The vagueness of the regulations regarding tipping has been a source of contention for some time in the restaurant industry. In an attempt to clarify the rules, a few weeks ago the labor department proposed an update, Minimum Wage Order Number 22, which adds the words "from customers" to make it clearer just who "customarily and regularly" receives tips, and also includes wording specifically prohibiting the withholding of credit-card processing fees from employees' tips. The department is holding hearings on the proposal this week; if it is approved, it will go into effect on August 1.
That won't be soon enough to suit the restaurant industry. Last September, Colorado Restaurant Association president Pete Meersman sent a letter to the state's Division of Labor Standards requesting a clarification of its regulations, particularly with regard to federal standards. While the wording on tip withholding in connection with tipping other employees is similar on both state and federal levels, he points out, the federal Fair Labor Standards Act does not address the matter of withholding tips to pay credit-card processing fees. And while the current state wage order doesn't address the issue, either, in 1997 the Colorado labor department ruled that it was a violation of regulations for a restaurant to withhold a portion of tips to cover credit-card costs. "When I wrote the letter to the state labor department, it was not that I approved of the withholding," Meersman explains. "It's that CRA members were asking us whether they were allowed to do it, and I wanted a clear explanation of what the rules were. In fact, I don't agree with the practice, I don't think it's fair, but I do think that it's difficult to maintain consistency when the federal and state codes don't match. I just don't see why it has to be so complicated."
And in fact, the response Meersman received from Department of Labor and Employment executive director Jon Numair was much more straightforward than the department's regulations. "I believe that when customers leave tips for employees on credit cards, they do so believing that they are rewarding the employees for the level of services rendered," Numair wrote. "Reducing the amount of tips without informing customers of the reductions defeats the spirit of rewarding employees in appreciation of the services they received."
The proposed changes to the wage order are designed to make the rules clearer. But some ambiguity is inevitable, Blue says. "When you're a government agency, you don't want to make the rules so rigid that you have problems with people fitting into them," she explains. "This regulation only started getting attention a few years ago, when more out-of-state restaurants were coming in. In New York it's okay to take money out of credit-card tips, but in other states it's not. And in some states, especially New York, busboys regularly receive tips from customers.
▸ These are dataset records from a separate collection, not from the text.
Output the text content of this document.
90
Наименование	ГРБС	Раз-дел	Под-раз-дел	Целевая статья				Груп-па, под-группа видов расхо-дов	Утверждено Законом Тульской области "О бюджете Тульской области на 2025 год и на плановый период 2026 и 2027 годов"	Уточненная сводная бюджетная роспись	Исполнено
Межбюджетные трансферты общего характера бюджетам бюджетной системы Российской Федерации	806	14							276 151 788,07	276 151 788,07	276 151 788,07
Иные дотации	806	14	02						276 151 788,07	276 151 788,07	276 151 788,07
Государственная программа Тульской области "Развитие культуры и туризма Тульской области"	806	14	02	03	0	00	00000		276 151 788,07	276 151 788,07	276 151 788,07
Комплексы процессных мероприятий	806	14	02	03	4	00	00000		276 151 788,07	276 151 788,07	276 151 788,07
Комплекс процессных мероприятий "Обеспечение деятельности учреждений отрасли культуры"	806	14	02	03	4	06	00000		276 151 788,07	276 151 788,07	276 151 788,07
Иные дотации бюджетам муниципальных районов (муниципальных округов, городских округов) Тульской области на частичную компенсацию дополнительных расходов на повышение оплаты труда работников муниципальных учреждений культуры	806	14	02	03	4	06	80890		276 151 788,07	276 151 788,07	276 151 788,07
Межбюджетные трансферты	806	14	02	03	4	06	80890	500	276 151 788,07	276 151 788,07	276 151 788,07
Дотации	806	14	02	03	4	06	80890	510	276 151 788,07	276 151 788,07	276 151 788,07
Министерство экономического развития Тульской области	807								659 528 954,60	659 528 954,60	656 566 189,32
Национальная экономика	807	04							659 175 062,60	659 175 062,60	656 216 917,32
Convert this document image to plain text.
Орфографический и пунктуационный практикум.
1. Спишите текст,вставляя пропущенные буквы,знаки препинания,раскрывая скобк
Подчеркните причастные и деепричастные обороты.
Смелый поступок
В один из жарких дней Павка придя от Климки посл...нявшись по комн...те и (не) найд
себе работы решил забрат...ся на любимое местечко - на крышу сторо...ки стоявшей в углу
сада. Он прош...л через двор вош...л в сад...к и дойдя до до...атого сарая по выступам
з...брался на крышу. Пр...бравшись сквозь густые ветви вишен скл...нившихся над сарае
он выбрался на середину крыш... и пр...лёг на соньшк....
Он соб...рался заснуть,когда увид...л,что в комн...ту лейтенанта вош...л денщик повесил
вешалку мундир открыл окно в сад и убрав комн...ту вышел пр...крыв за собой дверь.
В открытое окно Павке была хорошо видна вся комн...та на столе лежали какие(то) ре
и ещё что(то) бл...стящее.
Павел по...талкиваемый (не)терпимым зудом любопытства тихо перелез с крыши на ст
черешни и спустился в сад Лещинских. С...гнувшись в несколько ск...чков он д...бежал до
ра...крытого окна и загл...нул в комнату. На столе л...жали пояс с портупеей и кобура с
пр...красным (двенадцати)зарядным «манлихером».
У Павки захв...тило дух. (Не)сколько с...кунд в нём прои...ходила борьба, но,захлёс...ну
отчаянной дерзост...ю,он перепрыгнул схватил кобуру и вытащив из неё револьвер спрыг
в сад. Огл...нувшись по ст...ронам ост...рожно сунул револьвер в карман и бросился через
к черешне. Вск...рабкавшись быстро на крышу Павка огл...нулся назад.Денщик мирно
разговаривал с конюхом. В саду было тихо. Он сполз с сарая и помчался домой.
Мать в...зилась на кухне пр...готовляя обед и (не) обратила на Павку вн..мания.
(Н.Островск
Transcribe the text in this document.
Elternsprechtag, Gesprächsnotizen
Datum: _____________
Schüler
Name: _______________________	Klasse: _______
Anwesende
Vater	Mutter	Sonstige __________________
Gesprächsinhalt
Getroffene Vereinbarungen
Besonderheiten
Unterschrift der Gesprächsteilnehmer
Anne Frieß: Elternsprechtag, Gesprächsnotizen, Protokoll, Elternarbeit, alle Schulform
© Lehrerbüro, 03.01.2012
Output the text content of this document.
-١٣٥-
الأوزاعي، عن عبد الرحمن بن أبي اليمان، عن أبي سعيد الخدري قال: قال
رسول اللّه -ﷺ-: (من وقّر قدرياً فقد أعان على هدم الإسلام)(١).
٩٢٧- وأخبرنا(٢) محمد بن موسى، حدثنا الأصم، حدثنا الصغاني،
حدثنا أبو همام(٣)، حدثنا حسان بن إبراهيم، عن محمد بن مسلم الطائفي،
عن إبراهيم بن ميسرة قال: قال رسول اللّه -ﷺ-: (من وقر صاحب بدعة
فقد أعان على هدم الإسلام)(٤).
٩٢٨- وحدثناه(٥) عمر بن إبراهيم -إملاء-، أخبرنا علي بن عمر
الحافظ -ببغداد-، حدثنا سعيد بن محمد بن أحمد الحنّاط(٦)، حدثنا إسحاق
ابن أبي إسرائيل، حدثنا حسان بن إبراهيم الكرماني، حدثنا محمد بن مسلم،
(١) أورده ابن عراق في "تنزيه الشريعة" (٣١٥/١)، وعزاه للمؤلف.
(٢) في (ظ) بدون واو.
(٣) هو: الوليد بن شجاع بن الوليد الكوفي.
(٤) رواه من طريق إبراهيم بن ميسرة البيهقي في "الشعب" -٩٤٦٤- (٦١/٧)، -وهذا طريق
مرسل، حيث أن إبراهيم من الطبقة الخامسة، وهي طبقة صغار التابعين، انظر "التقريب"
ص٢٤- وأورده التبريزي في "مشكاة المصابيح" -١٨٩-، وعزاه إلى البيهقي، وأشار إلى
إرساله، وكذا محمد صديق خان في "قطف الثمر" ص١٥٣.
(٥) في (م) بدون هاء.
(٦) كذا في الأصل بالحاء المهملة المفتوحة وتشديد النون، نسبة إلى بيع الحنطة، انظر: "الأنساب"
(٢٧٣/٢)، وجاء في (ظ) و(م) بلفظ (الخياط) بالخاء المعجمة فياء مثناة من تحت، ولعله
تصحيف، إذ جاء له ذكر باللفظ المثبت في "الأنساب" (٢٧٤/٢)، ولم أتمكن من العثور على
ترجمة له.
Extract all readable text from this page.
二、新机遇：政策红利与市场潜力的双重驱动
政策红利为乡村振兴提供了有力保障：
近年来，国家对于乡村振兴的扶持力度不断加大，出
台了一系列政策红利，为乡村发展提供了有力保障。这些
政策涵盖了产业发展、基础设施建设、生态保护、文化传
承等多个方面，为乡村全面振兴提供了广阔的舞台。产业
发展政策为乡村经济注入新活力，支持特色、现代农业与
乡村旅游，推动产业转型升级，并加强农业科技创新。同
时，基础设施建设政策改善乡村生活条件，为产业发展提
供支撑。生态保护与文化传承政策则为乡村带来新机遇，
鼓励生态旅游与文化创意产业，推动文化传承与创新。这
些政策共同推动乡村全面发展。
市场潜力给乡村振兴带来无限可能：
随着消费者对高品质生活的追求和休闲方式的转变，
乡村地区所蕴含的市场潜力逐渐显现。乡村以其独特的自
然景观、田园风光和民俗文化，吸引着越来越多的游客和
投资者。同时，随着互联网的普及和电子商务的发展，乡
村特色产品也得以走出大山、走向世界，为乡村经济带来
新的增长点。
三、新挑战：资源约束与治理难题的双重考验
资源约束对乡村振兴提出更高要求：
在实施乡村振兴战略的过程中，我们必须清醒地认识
So these large restaurant companies have been confused about where they're allowed to do what, and we needed to address that."
Which is why adding the words "from customers" should make at least part of the regulation clearer. "That way, restaurants from other states will understand that we mean that since busboys in Colorado don't normally get tips from customers, then the restaurant can't take out money from waiters' tips to give to the busboys," Blue says. "Now if the waiters want to give up some of their tips, that's fine."
When a restaurant is found in violation of tipping regulations, Blue says, "the restaurant immediately gives up its right to take what's called the 'tip credit.' That's the $3.13 that makes up the difference between minimum wage and the $2.02 restaurants are allowed to pay tipped employees. So the restaurant would have to pay that difference to the waitstaff." Still, she admits her department's ability to enforce the rules is limited. Since they receive 14,000 phone calls a month regarding wage violations in a variety of fields, state labor officials concentrate their resources on frying the big fish.
"We simply don't have the budget to go after every one of these cases ourselves," Blue says. "Labor department employees are usually available to testify about department policy at small-claims court, which is really the best avenue for individuals. We really only like to take a specific business to court if there's a larger issue that affects a multitude of employees. For us to get involved, it would have to be a case like a large restaurant chain taking money out of everyone's tips for credit-card fees."
And such a case isn't likely to crop up anytime soon. "That just wouldn't make any sense," says the CRA's Meersman. "I think that as this gets more attention and restaurants realize that some of the rules have changed or are being more closely paid attention to, then this might make the difference in where an employee decides to work. And since I don't know of any restaurant in this state right now that is fully staffed, this could have an impact. Why would anyone work somewhere that they lose part of their tips for credit cards or for busboys when there's so much work available out there?"
There may be work out there, but Gary Rymer isn't interested. "Since the Department of Labor can't pursue all the restaurants that could break this regulation," he says, "then it seems to me it's a matter of, 'I own the business, and I can do whatever I want.' It must be nice to grab some extra cash for yourself off someone else's work."
But it won't be Rymer's work. He's gotten out of the restaurant business altogether--in favor of a field where the money lies not in breaking the rules, but in interpreting them. He recently earned his paralegal associate's degree.